The Union of Professional Educators says educators should be given the most effective COVID-19 vaccine 

Updated at 2:28pm with Malta Union of Teachers statement 

The Union of Professional Educators (UPE) has expressed reservation regarding the AstraZeneca vaccine, as it supposedly less effective than other brands such as Pfizer.

The union said that the vaccination program for educators is expected to begin this week. 

“To date, it is still unclear which vaccine will be administered to educators at large, but sources have indicated that AstraZeneca was the likeliest brand being considered,” the UPE said.

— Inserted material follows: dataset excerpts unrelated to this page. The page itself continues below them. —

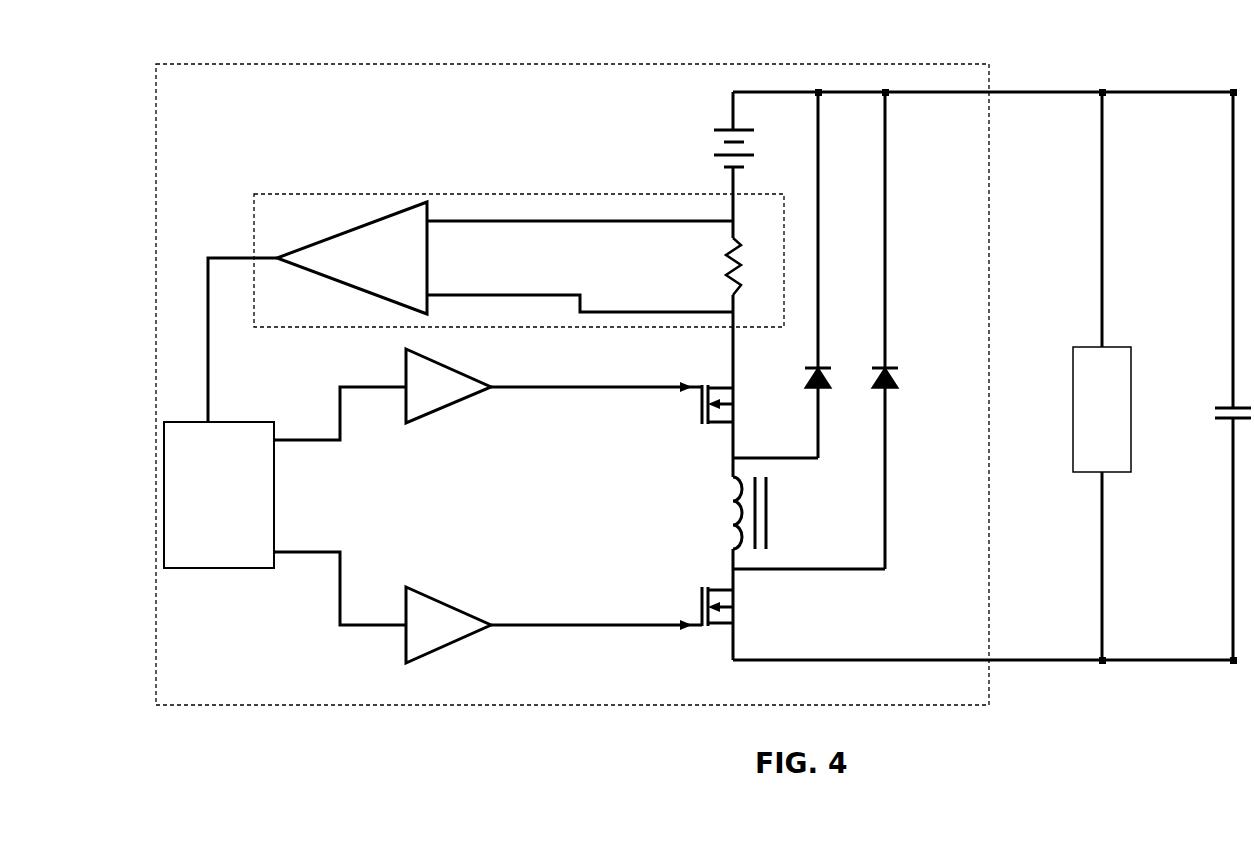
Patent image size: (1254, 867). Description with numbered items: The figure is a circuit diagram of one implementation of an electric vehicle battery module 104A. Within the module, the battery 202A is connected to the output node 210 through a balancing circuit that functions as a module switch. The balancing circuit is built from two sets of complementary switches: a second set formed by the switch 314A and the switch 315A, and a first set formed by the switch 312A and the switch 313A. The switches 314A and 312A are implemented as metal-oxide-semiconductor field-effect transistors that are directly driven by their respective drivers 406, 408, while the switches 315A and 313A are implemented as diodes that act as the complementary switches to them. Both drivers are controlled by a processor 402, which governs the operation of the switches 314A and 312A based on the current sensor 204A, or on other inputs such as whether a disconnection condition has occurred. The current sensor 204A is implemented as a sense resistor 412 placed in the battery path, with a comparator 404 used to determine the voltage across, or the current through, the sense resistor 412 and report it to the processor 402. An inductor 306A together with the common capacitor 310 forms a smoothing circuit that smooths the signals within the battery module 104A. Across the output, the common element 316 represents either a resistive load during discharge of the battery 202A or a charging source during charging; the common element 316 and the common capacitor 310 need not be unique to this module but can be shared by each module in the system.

The electric vehicle battery module 104A is at (500, 705).
The current sensor 204A is at (556, 194).
The battery 202A is at (722, 122).
The output node 210 is at (955, 95).
The sense resistor 412 is at (725, 275).
The comparator 404 is at (505, 258).
The processor 402 is at (285, 441).
The driver 406 is at (554, 386).
The driver 408 is at (554, 625).
The switch 314A is at (722, 383).
The switch 312A is at (696, 588).
The inductor 306A is at (730, 517).
The switch 315A is at (805, 380).
The switch 313A is at (893, 392).
The common element 316 is at (1102, 376).
The common capacitor 310 is at (1224, 403).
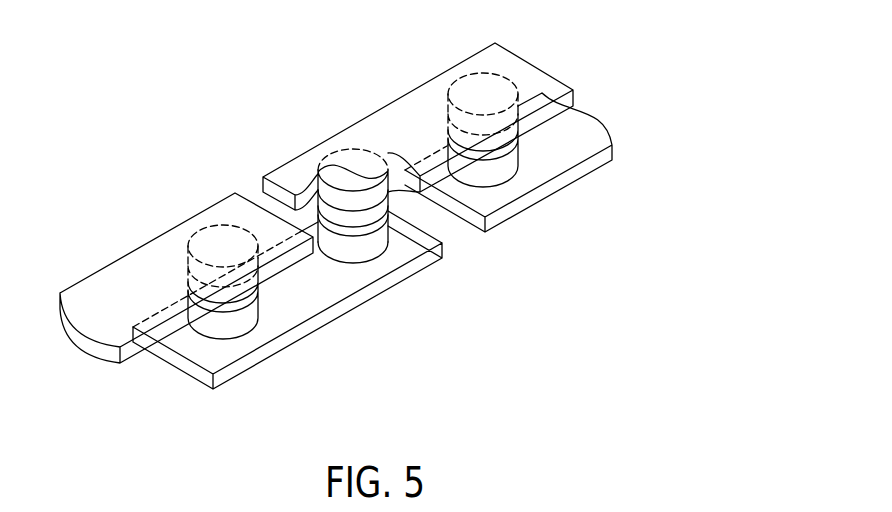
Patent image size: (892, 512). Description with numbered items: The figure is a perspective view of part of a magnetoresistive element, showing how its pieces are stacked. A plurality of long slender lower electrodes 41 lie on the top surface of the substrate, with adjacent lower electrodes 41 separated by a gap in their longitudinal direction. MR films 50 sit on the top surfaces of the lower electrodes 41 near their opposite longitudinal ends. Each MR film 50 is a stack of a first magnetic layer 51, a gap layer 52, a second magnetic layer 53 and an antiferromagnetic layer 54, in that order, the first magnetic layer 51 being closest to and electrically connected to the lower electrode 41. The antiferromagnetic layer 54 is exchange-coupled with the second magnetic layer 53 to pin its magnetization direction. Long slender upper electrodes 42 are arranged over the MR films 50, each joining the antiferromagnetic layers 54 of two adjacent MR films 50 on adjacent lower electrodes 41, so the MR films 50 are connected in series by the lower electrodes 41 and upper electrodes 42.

The lower electrode 41 is at (272, 352).
The upper electrode 42 is at (158, 247).
The MR film 50 is at (196, 342).
The first magnetic layer 51 is at (360, 257).
The gap layer 52 is at (373, 235).
The second magnetic layer 53 is at (388, 230).
The antiferromagnetic layer 54 is at (392, 212).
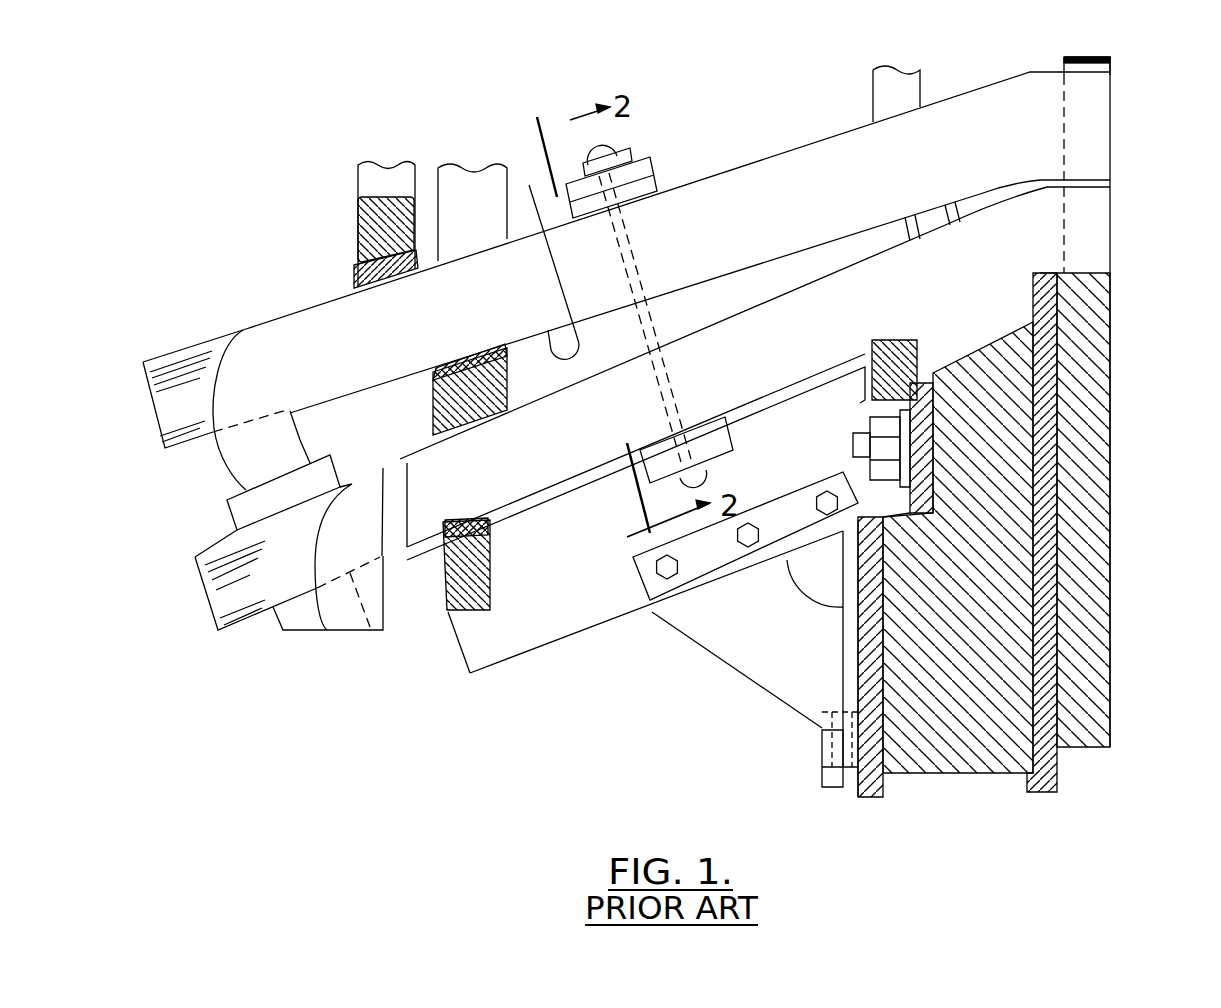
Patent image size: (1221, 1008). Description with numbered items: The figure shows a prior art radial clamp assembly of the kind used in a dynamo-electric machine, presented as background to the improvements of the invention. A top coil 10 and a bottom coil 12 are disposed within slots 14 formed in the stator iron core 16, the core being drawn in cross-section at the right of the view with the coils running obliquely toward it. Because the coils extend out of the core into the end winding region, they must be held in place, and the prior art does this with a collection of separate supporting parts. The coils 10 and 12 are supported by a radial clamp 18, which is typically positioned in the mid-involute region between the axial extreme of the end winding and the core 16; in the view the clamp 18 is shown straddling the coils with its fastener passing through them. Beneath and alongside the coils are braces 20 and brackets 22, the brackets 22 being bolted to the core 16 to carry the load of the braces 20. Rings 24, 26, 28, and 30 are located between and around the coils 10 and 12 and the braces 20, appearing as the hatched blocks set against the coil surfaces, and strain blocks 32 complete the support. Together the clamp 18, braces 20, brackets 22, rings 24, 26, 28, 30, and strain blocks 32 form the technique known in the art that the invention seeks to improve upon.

The union said it was adamant that the “best brand” be given to front-liners in the educational sector since “educators deserve, and require, the maximum protection against COVID-19.”

Thousands of healthcare workers across Europe are refusing to take the AstraZeneca vaccine over concerns about side effects and efficacy. Some argue that they should be prioritised for the more effective doses from Pfizer and Moderna.

AstraZeneca showed 62% effective at reducing symptomatic disease in its trials and 81% effective in later data when the two doses were spaced out longer, while its competitors showed 90% efficacy.

The UPE said it would keep its members updated as developments are ongoing.

MUT statement 

In a statement, the Malta Union of Teachers (MUT) said that it trusted the medical experts to decide which vaccines should be given to whom. The union said unless it has advice to the contrary, it has no position for or against the use of any of the vaccines. 

"On the other hand, if there are personal issues, the MUT encourages educators and school staff to always talk to their doctor to give them advice and direction as appropriate," the union said. 

The MUT said it appealed to everyone not to fall trap to "populism and rumours" that ultimately do more harm than good.